I think I was the first person in my apartment block to have internet, as I was the only apartment to get a bill from the internet company. But that all changed. Fast. Anyway when my win98 clapped out from old age I upgraded to xp then onto Win7 and now I’ve finally made it to Win10

I still tell the younger generation about a scene from “Scary Movie 3” when Cindy types in a name into the search box, and then pop, pop, pop the whole screen is full of advertisements popups. They don’t believe me. That is what the internet was like in the good old days. It has changed a lot since then.

Thinking back to my internet days I can’t remember when I started these things and I could probably look them up on the internet but why. I checked out secondlife back when my kid was 3 and now she is 17 so it has been a few years. And I still potter round on secondlife on Sundays when I go to church.

It’s a good life. Most things kids take for granted we were at the forefront. My niece was utterly amazed that I was on facebook before her as her dad, my brother is a bit slow when it comes to tech.

One of the saddest days of my internet life, was when they shut down the alternative health forum I belonged too. I never met any of the people on the forum, but they were my friends. We had some great chats then. To date, nothing has replaced that in my life.

Another memorable internet moment was, when I was teaching English in China and I was on my favorite online game, and it come up in the chat box ‘Bad earthquake in China’ I said ‘I was in China and I knew nothing’ there was nothing on the news sites. The game nearly came to standstill as people were trying to find out what was going on, there were condolences in the chat box. We knew it was bad, very bad as a few of the gamers were on site, but we never knew it was that terrible. Then it was back to the game.

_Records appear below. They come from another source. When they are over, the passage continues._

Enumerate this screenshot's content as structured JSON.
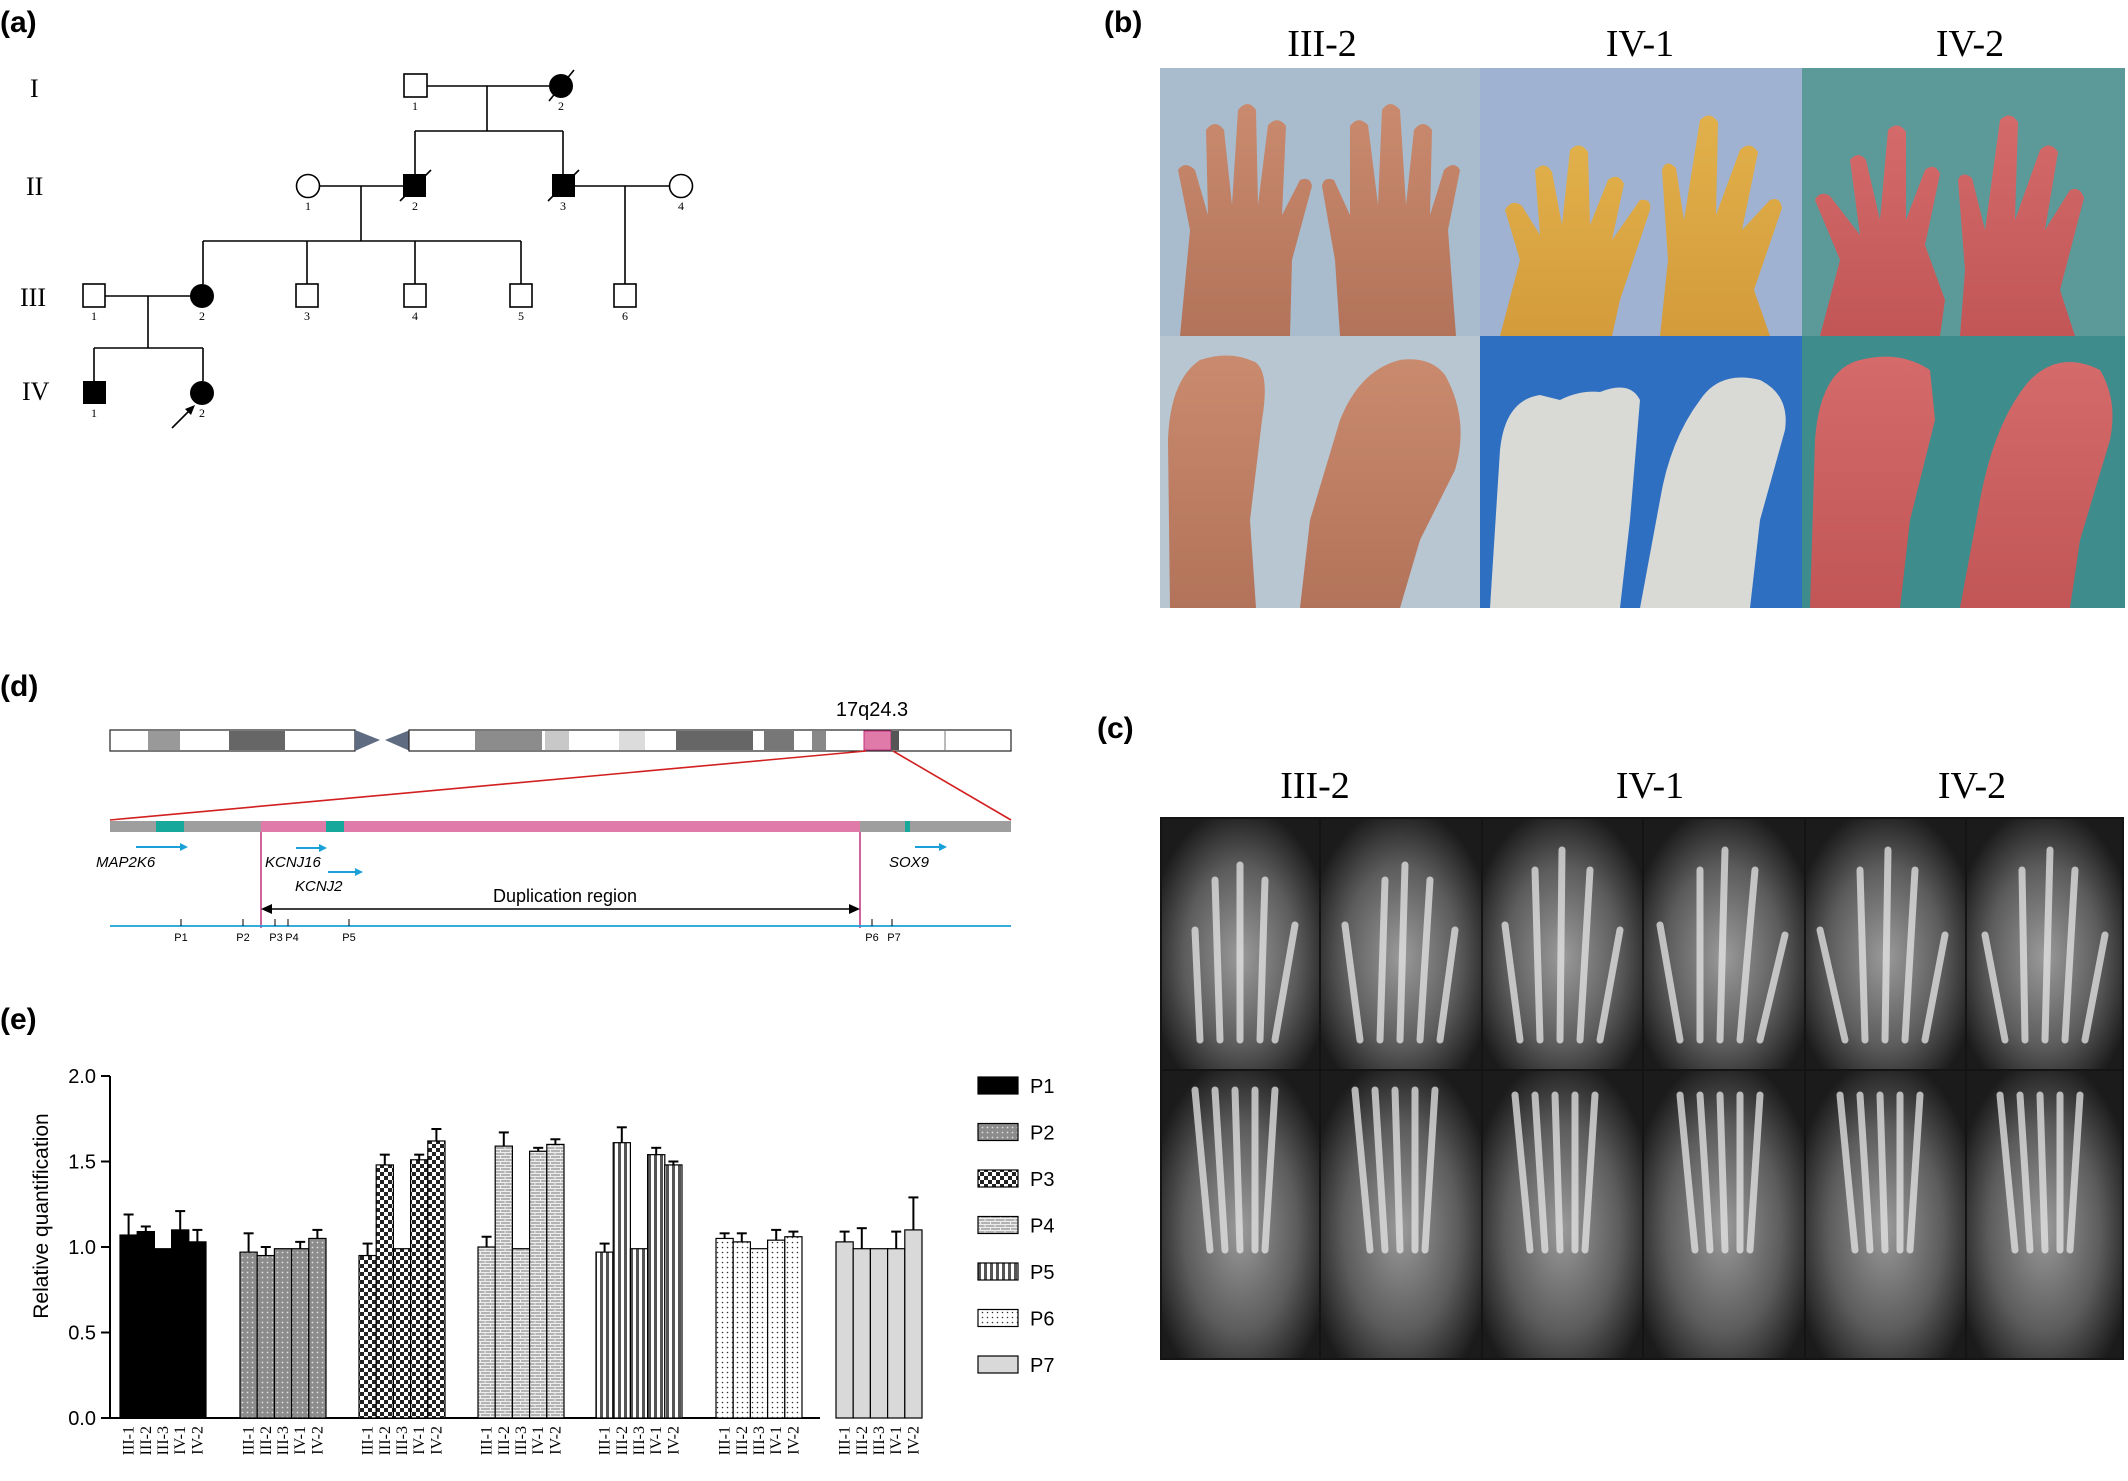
{
  "panels": {
    "a": {
      "label": "(a)",
      "generations": [
        "I",
        "II",
        "III",
        "IV"
      ],
      "proband_arrow": true,
      "individuals": [
        {
          "gen": "I",
          "num": "1",
          "sex": "male",
          "affected": false,
          "deceased": false
        },
        {
          "gen": "I",
          "num": "2",
          "sex": "female",
          "affected": true,
          "deceased": true
        },
        {
          "gen": "II",
          "num": "1",
          "sex": "female",
          "affected": false,
          "deceased": false
        },
        {
          "gen": "II",
          "num": "2",
          "sex": "male",
          "affected": true,
          "deceased": true
        },
        {
          "gen": "II",
          "num": "3",
          "sex": "male",
          "affected": true,
          "deceased": true
        },
        {
          "gen": "II",
          "num": "4",
          "sex": "female",
          "affected": false,
          "deceased": false
        },
        {
          "gen": "III",
          "num": "1",
          "sex": "male",
          "affected": false,
          "deceased": false
        },
        {
          "gen": "III",
          "num": "2",
          "sex": "female",
          "affected": true,
          "deceased": false
        },
        {
          "gen": "III",
          "num": "3",
          "sex": "male",
          "affected": false,
          "deceased": false
        },
        {
          "gen": "III",
          "num": "4",
          "sex": "male",
          "affected": false,
          "deceased": false
        },
        {
          "gen": "III",
          "num": "5",
          "sex": "male",
          "affected": false,
          "deceased": false
        },
        {
          "gen": "III",
          "num": "6",
          "sex": "male",
          "affected": false,
          "deceased": false
        },
        {
          "gen": "IV",
          "num": "1",
          "sex": "male",
          "affected": true,
          "deceased": false
        },
        {
          "gen": "IV",
          "num": "2",
          "sex": "female",
          "affected": true,
          "deceased": false,
          "proband": true
        }
      ]
    },
    "b": {
      "label": "(b)",
      "columns": [
        "III-2",
        "IV-1",
        "IV-2"
      ]
    },
    "c": {
      "label": "(c)",
      "columns": [
        "III-2",
        "IV-1",
        "IV-2"
      ]
    },
    "d": {
      "label": "(d)",
      "band": "17q24.3",
      "genes": [
        "MAP2K6",
        "KCNJ16",
        "KCNJ2",
        "SOX9"
      ],
      "duplication_label": "Duplication region",
      "primers": [
        "P1",
        "P2",
        "P3",
        "P4",
        "P5",
        "P6",
        "P7"
      ],
      "colors": {
        "duplication": "#e07aa9",
        "gene": "#16a89b",
        "arrow": "#1aa0d8",
        "zoom": "#d21f1f",
        "axis": "#1aa0d8"
      }
    },
    "e": {
      "label": "(e)"
    }
  },
  "chart_data": {
    "type": "bar",
    "ylabel": "Relative quantification",
    "ylim": [
      0,
      2.0
    ],
    "yticks": [
      "0.0",
      "0.5",
      "1.0",
      "1.5",
      "2.0"
    ],
    "categories": [
      "III-1",
      "III-2",
      "III-3",
      "IV-1",
      "IV-2"
    ],
    "series": [
      {
        "name": "P1",
        "values": [
          1.07,
          1.09,
          0.99,
          1.1,
          1.03
        ],
        "errors": [
          0.12,
          0.03,
          0.0,
          0.11,
          0.07
        ]
      },
      {
        "name": "P2",
        "values": [
          0.97,
          0.95,
          0.99,
          0.99,
          1.05
        ],
        "errors": [
          0.11,
          0.05,
          0.0,
          0.04,
          0.05
        ]
      },
      {
        "name": "P3",
        "values": [
          0.95,
          1.48,
          0.99,
          1.51,
          1.62
        ],
        "errors": [
          0.07,
          0.06,
          0.0,
          0.03,
          0.07
        ]
      },
      {
        "name": "P4",
        "values": [
          1.0,
          1.59,
          0.99,
          1.56,
          1.6
        ],
        "errors": [
          0.06,
          0.08,
          0.0,
          0.02,
          0.03
        ]
      },
      {
        "name": "P5",
        "values": [
          0.97,
          1.61,
          0.99,
          1.54,
          1.48
        ],
        "errors": [
          0.05,
          0.09,
          0.0,
          0.04,
          0.02
        ]
      },
      {
        "name": "P6",
        "values": [
          1.05,
          1.03,
          0.99,
          1.04,
          1.06
        ],
        "errors": [
          0.03,
          0.05,
          0.0,
          0.06,
          0.03
        ]
      },
      {
        "name": "P7",
        "values": [
          1.03,
          0.99,
          0.99,
          0.99,
          1.1
        ],
        "errors": [
          0.06,
          0.12,
          0.0,
          0.1,
          0.19
        ]
      }
    ],
    "legend_position": "right"
  }
}
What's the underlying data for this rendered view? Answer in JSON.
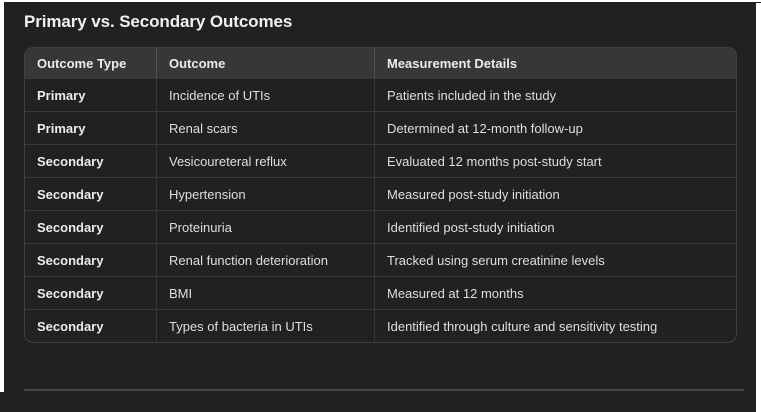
{
  "title": "Primary vs. Secondary Outcomes",
  "table": {
    "columns": [
      "Outcome Type",
      "Outcome",
      "Measurement Details"
    ],
    "rows": [
      [
        "Primary",
        "Incidence of UTIs",
        "Patients included in the study"
      ],
      [
        "Primary",
        "Renal scars",
        "Determined at 12-month follow-up"
      ],
      [
        "Secondary",
        "Vesicoureteral reflux",
        "Evaluated 12 months post-study start"
      ],
      [
        "Secondary",
        "Hypertension",
        "Measured post-study initiation"
      ],
      [
        "Secondary",
        "Proteinuria",
        "Identified post-study initiation"
      ],
      [
        "Secondary",
        "Renal function deterioration",
        "Tracked using serum creatinine levels"
      ],
      [
        "Secondary",
        "BMI",
        "Measured at 12 months"
      ],
      [
        "Secondary",
        "Types of bacteria in UTIs",
        "Identified through culture and sensitivity testing"
      ]
    ]
  },
  "colors": {
    "page_background": "#212121",
    "table_header_background": "#373737",
    "table_border": "#404040",
    "grid_line": "#383838",
    "title_text": "#f1f1f1",
    "body_text": "#dfdfdf",
    "bottom_rule": "#474747"
  }
}
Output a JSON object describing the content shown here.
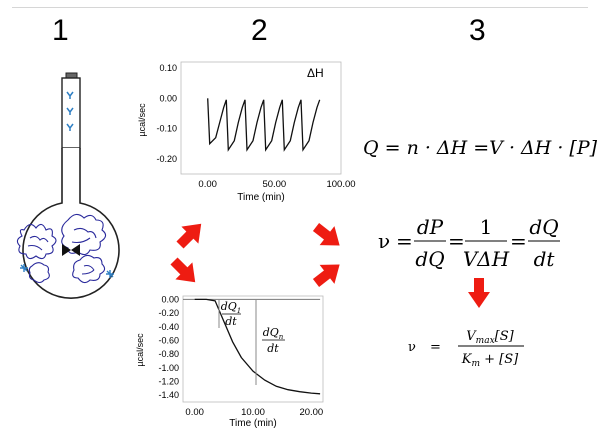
{
  "steps": [
    "1",
    "2",
    "3"
  ],
  "chart_top": {
    "type": "line",
    "title": "ΔH",
    "xlabel": "Time (min)",
    "ylabel": "µcal/sec",
    "xticks": [
      "0.00",
      "50.00",
      "100.00"
    ],
    "yticks": [
      "0.10",
      "0.00",
      "-0.10",
      "-0.20"
    ],
    "xlim": [
      -20,
      100
    ],
    "ylim": [
      -0.25,
      0.12
    ],
    "series": [
      {
        "x": [
          0,
          1.5,
          6,
          9,
          12,
          14,
          15.5,
          20,
          23,
          26,
          28,
          29.5,
          34,
          37,
          40,
          42,
          43.5,
          48,
          51,
          54,
          56,
          57.5,
          62,
          65,
          68,
          70,
          71.5,
          76,
          79,
          82,
          84
        ],
        "y": [
          0.0,
          -0.15,
          -0.13,
          -0.08,
          -0.03,
          -0.005,
          -0.17,
          -0.14,
          -0.08,
          -0.03,
          -0.005,
          -0.17,
          -0.14,
          -0.08,
          -0.03,
          -0.005,
          -0.17,
          -0.14,
          -0.08,
          -0.03,
          -0.005,
          -0.17,
          -0.14,
          -0.08,
          -0.03,
          -0.005,
          -0.17,
          -0.14,
          -0.08,
          -0.03,
          -0.005
        ]
      }
    ]
  },
  "chart_bottom": {
    "type": "line",
    "xlabel": "Time (min)",
    "ylabel": "µcal/sec",
    "xticks": [
      "0.00",
      "10.00",
      "20.00"
    ],
    "yticks": [
      "0.00",
      "-0.20",
      "-0.40",
      "-0.60",
      "-0.80",
      "-1.00",
      "-1.20",
      "-1.40"
    ],
    "xlim": [
      -2,
      22
    ],
    "ylim": [
      -1.5,
      0.05
    ],
    "annotations": [
      {
        "num": "dQ",
        "sub": "1",
        "den": "dt"
      },
      {
        "num": "dQ",
        "sub": "n",
        "den": "dt"
      }
    ],
    "series": [
      {
        "x": [
          -2,
          21.5
        ],
        "y": [
          0,
          0
        ]
      },
      {
        "x": [
          0,
          2,
          3.5,
          5,
          6.5,
          8,
          10,
          12,
          14,
          16,
          18,
          20,
          21.5
        ],
        "y": [
          0,
          0,
          -0.02,
          -0.32,
          -0.62,
          -0.85,
          -1.05,
          -1.18,
          -1.27,
          -1.32,
          -1.35,
          -1.37,
          -1.38
        ]
      }
    ]
  },
  "equations": {
    "heat": "Q = n · ΔH =V · ΔH · [P]",
    "rate_nu": "ν",
    "rate_eq": "=",
    "rate_frac1": {
      "num": "dP",
      "den": "dQ"
    },
    "rate_frac2": {
      "num": "1",
      "den": "VΔH"
    },
    "rate_frac3": {
      "num": "dQ",
      "den": "dt"
    },
    "mm_nu": "ν",
    "mm_eq": "=",
    "mm_num": "V_max[S]",
    "mm_den": "K_m + [S]"
  },
  "colors": {
    "arrow": "#ee1c12",
    "protein": "#2a2a9c",
    "ligand": "#2e7fc4"
  }
}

The internet was the future and I wanted to be a part of it. Next it was time to have a go at online education. I did my Graduate Diploma online, took a couple of years but I finished it. Now that is the way of the future of education, now I am into MOOCs instead of MOOGs.

Before SARS circled the globe I checked the internet typing in all the symptoms and the only thing that came up was a bioweapon. I was a bit worried. But that what the internet was all about, instant information and I loved it.

The first book I brought off was a disaster. They sent the wrong book. I don’t know if it was deliberate or not, but I do have my suspicions. It was one of the subsidiaries that sell on Amazon, and they sent me a way out of date book by the same author. I was really pissed off to say the least as I wanted that book. One of the pitfalls of buying on the internet is, it costs more than the book is worth to post it back. I still haven’t brought that book.

Here is a snippet of what I have on the internet

I’ve had a website for years,

tried my own TV channel on,

have a avatar,

profile pages on and,

put videos up on and,

even set up an internet business,

published books on and,

put up pdfs to to read free online,

articles to and,

and that doesn’t include the things I’ve forgotten about.

Just to find out what is about me on the internet, my internet footprint, I google my name and all the other log in names I can remember.

And to top it off I went to my mum’s funeral on skype. I was sitting there behind my screen, ten hours by plane away, in a tie and shorts watching the funeral procession. Even at the wake I saw mum lying there peacefully. That was a first for a lot of people. Even the funeral director said it was a first. But that is the future. The internet has kept the family together, skyping around the globe and sending emails faster than the eye can see.

But I am getting left behind now. Before I was ahead of the curve, but now the curve has overtaken me. I still use tech I am comfortable with. I haven’t updated, I’m still using Win10. Now I use open office and kampozer instead of microsoft office. When this computer claps out I’ll upgrade, right how there is no need too.